Türk’ten ‘burkanın’ tanımını, Rum’dan ‘tutuculuğun’ icabını öğrendikten sonra, bir sigara daha yakıyorum… Sırada Vakit gazetesinin aynı tarihli nüshası var. BBP Genel Başkanı Muhsin Yazıcıoğlu manşet: Bir tek başörtülüler 2. sınıf vatandaş… İkinci sayfada bir köşe yazısı: Örtü sorunu çözülmeden, Kürt sorunu çözülemez! (A. İhsan Karahasanoğlu)
9. sayfada Başbakan Erdoğan manşet: Kürt ayrı, PKK ayrı.
Keşke bugün bütün gazeteleri alsaydım, diye hayıflanıyorum. Kim bilir kimler, kimlere neleri söyletmiştir. Başka bir ifadeyle ‘ne yutkunmalar takılmıştır’ satır aralarına. Bir coğrafya düşünün ki, herkes kendini koymuş arzın merkezine, geride ne varsa kulak tıkamış… Dünya ‘o’ndan ibaret…
Gazeteleri ve dergiyi kaldırıp, internette gezinmeye karar veriyorum. Son günlerin moda sitelerinden ‘earth.google’dan 30 yılımın geçtiği sokağın uydu fotoğraflarını buluyorum. Sonra yaz akşamları ateşböceklerini kovaladığımız son yeşillik parçasını… Bir dost, MSN’den selam çakıyor. Ta Moskova’dan… İhtimal, IP numaramdan kentim, ilçem, sokağım ve evime ulaşmak, çocuk oyunundan da kolay…
Ana üryan, yerkürenin bir noktasındayız. Gizlimiz, saklımız var diyen ne büyük hüsrandadır.
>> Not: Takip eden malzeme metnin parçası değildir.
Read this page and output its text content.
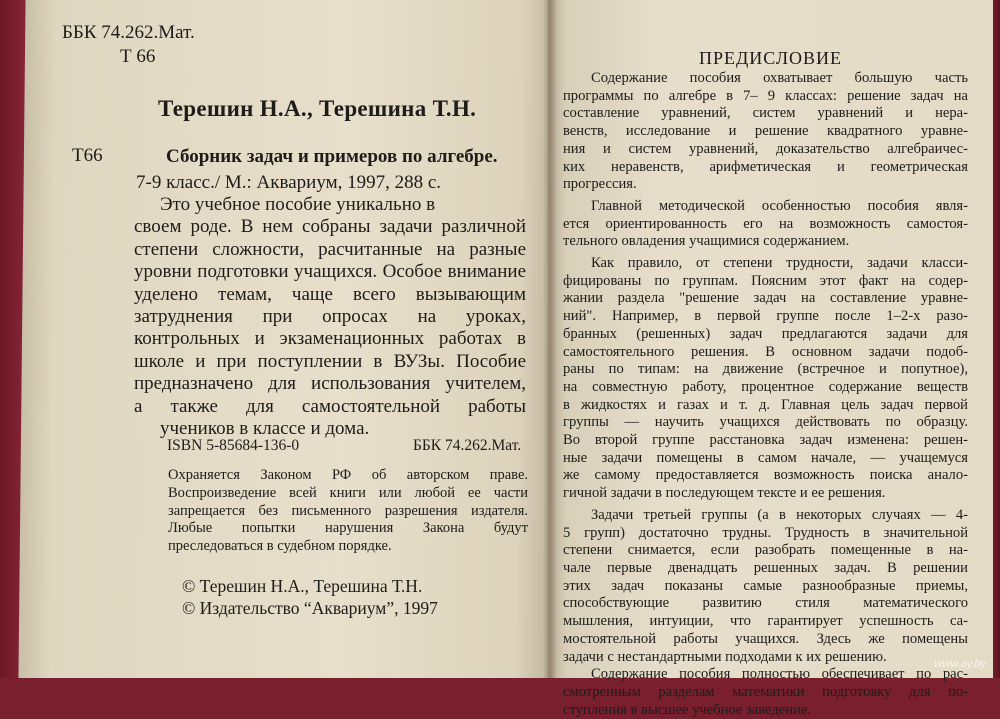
ББК 74.262.Мат.
Т 66
Терешин Н.А., Терешина Т.Н.
Т66	Сборник задач и примеров по алгебре.
7-9 класс./ М.: Аквариум, 1997, 288 с.
Это учебное пособие уникально в
своем роде. В нем собраны задачи различной
степени сложности, расчитанные на разные
уровни подготовки учащихся. Особое внимание
уделено темам, чаще всего вызывающим
затруднения при опросах на уроках,
контрольных и экзаменационных работах в
школе и при поступлении в ВУЗы. Пособие
предназначено для использования учителем,
а также для самостоятельной работы
учеников в классе и дома.
ISBN 5-85684-136-0	ББК 74.262.Мат.
Охраняется Законом РФ об авторском праве.
Воспроизведение всей книги или любой ее части
запрещается без письменного разрешения издателя.
Любые попытки нарушения Закона будут
преследоваться в судебном порядке.
© Терешин Н.А., Терешина Т.Н.
© Издательство “Аквариум”, 1997
ПРЕДИСЛОВИЕ
Содержание пособия охватывает большую часть
программы по алгебре в 7– 9 классах: решение задач на
составление уравнений, систем уравнений и нера-
венств, исследование и решение квадратного уравне-
ния и систем уравнений, доказательство алгебраичес-
ких неравенств, арифметическая и геометрическая
прогрессия.
Главной методической особенностью пособия явля-
ется ориентированность его на возможность самостоя-
тельного овладения учащимися содержанием.
Как правило, от степени трудности, задачи класси-
фицированы по группам. Поясним этот факт на содер-
жании раздела "решение задач на составление уравне-
ний". Например, в первой группе после 1–2-х разо-
бранных (решенных) задач предлагаются задачи для
самостоятельного решения. В основном задачи подоб-
раны по типам: на движение (встречное и попутное),
на совместную работу, процентное содержание веществ
в жидкостях и газах и т. д. Главная цель задач первой
группы — научить учащихся действовать по образцу.
Во второй группе расстановка задач изменена: решен-
ные задачи помещены в самом начале, — учащемуся
же самому предоставляется возможность поиска анало-
гичной задачи в последующем тексте и ее решения.
Задачи третьей группы (а в некоторых случаях — 4-
5 групп) достаточно трудны. Трудность в значительной
степени снимается, если разобрать помещенные в на-
чале первые двенадцать решенных задач. В решении
этих задач показаны самые разнообразные приемы,
способствующие развитию стиля математического
мышления, интуиции, что гарантирует успешность са-
мостоятельной работы учащихся. Здесь же помещены
задачи с нестандартными подходами к их решению.
Содержание пособия полностью обеспечивает по рас-
смотренным разделам математики подготовку для по-
ступления в высшее учебное заведение.
www.ay.by
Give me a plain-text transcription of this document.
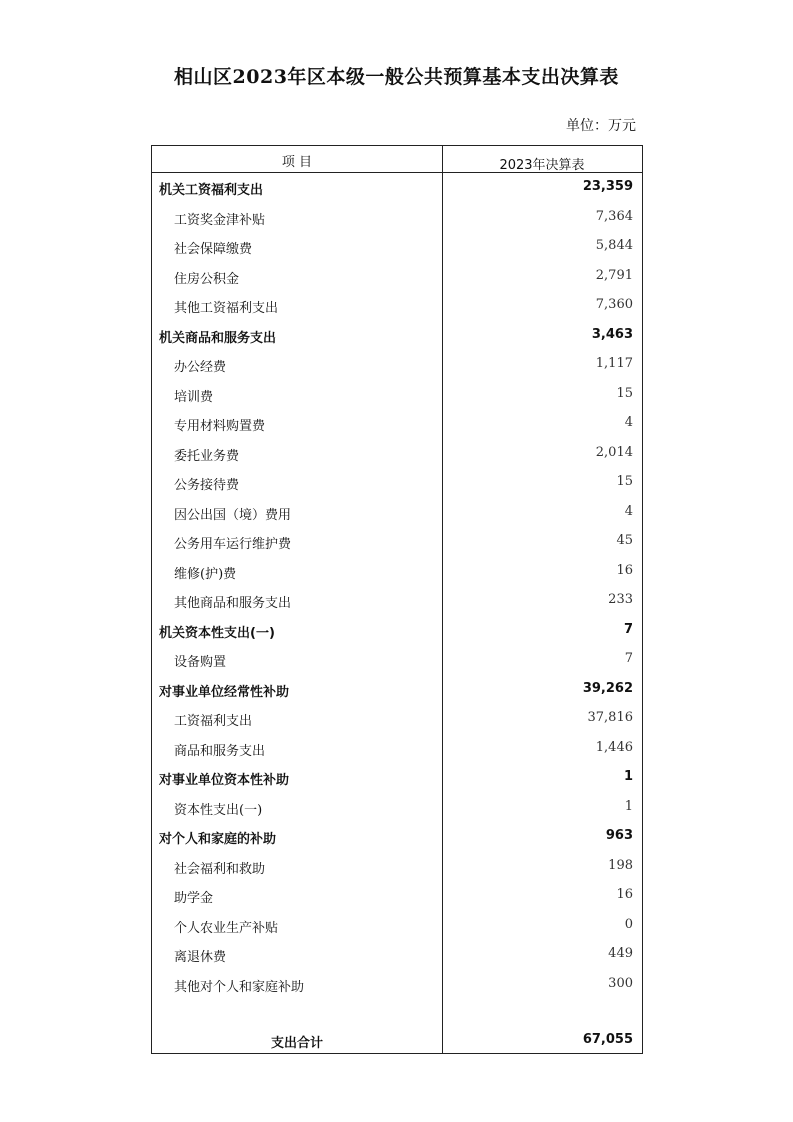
相山区2023年区本级一般公共预算基本支出决算表
单位：万元
项 目	2023年决算表
机关工资福利支出	23,359
工资奖金津补贴	7,364
社会保障缴费	5,844
住房公积金	2,791
其他工资福利支出	7,360
机关商品和服务支出	3,463
办公经费	1,117
培训费	15
专用材料购置费	4
委托业务费	2,014
公务接待费	15
因公出国（境）费用	4
公务用车运行维护费	45
维修(护)费	16
其他商品和服务支出	233
机关资本性支出(一)	7
设备购置	7
对事业单位经常性补助	39,262
工资福利支出	37,816
商品和服务支出	1,446
对事业单位资本性补助	1
资本性支出(一)	1
对个人和家庭的补助	963
社会福利和救助	198
助学金	16
个人农业生产补贴	0
离退休费	449
其他对个人和家庭补助	300
支出合计	67,055
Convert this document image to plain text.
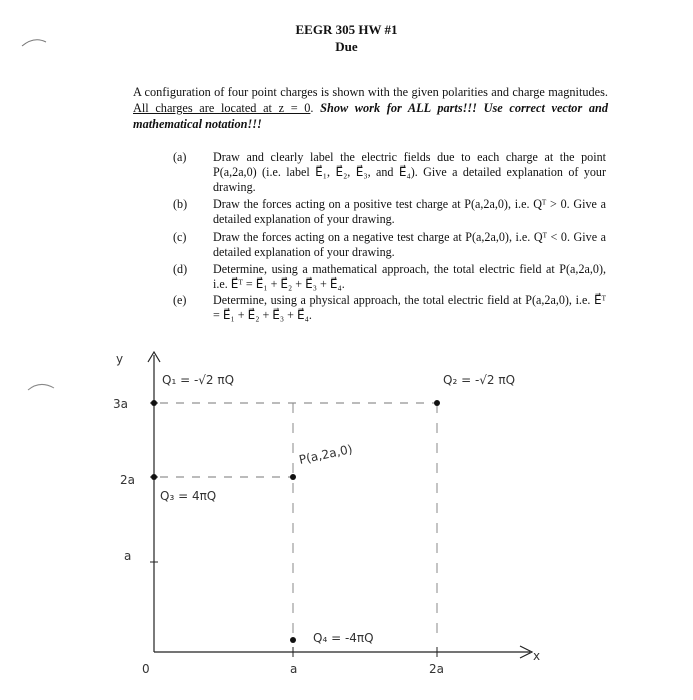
EEGR 305 HW #1
Due
A configuration of four point charges is shown with the given polarities and charge magnitudes. All charges are located at z = 0. Show work for ALL parts!!! Use correct vector and mathematical notation!!!
(a) Draw and clearly label the electric fields due to each charge at the point P(a,2a,0) (i.e. label E⃗₁, E⃗₂, E⃗₃, and E⃗₄). Give a detailed explanation of your drawing.
(b) Draw the forces acting on a positive test charge at P(a,2a,0), i.e. Qᵀ > 0. Give a detailed explanation of your drawing.
(c) Draw the forces acting on a negative test charge at P(a,2a,0), i.e. Qᵀ < 0. Give a detailed explanation of your drawing.
(d) Determine, using a mathematical approach, the total electric field at P(a,2a,0), i.e. E⃗ᵀ = E⃗₁ + E⃗₂ + E⃗₃ + E⃗₄.
(e) Determine, using a physical approach, the total electric field at P(a,2a,0), i.e. E⃗ᵀ = E⃗₁ + E⃗₂ + E⃗₃ + E⃗₄.
y
x
0
3a
2a
a
a	2a
Q₁ = -√2 πQ	Q₂ = -√2 πQ
Q₃ = 4πQ
Q₄ = -4πQ
P(a,2a,0)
Öyleyse nedir bu ruhlarımızın üstüne riya peçeleri çekmek!
Kim kimi kandırıyor, kim yalan oyunlarla ‘talan’ın üstüne burkalar çekiyor!
Ve kim ‘soyuyor’ daha doğmamış bebelerin geleceğini; ucundan kan sızan ihtiras kamalarıyla…
Beyler, çıkarın kafalarınızı kumdan, biri bizi gözetliyor!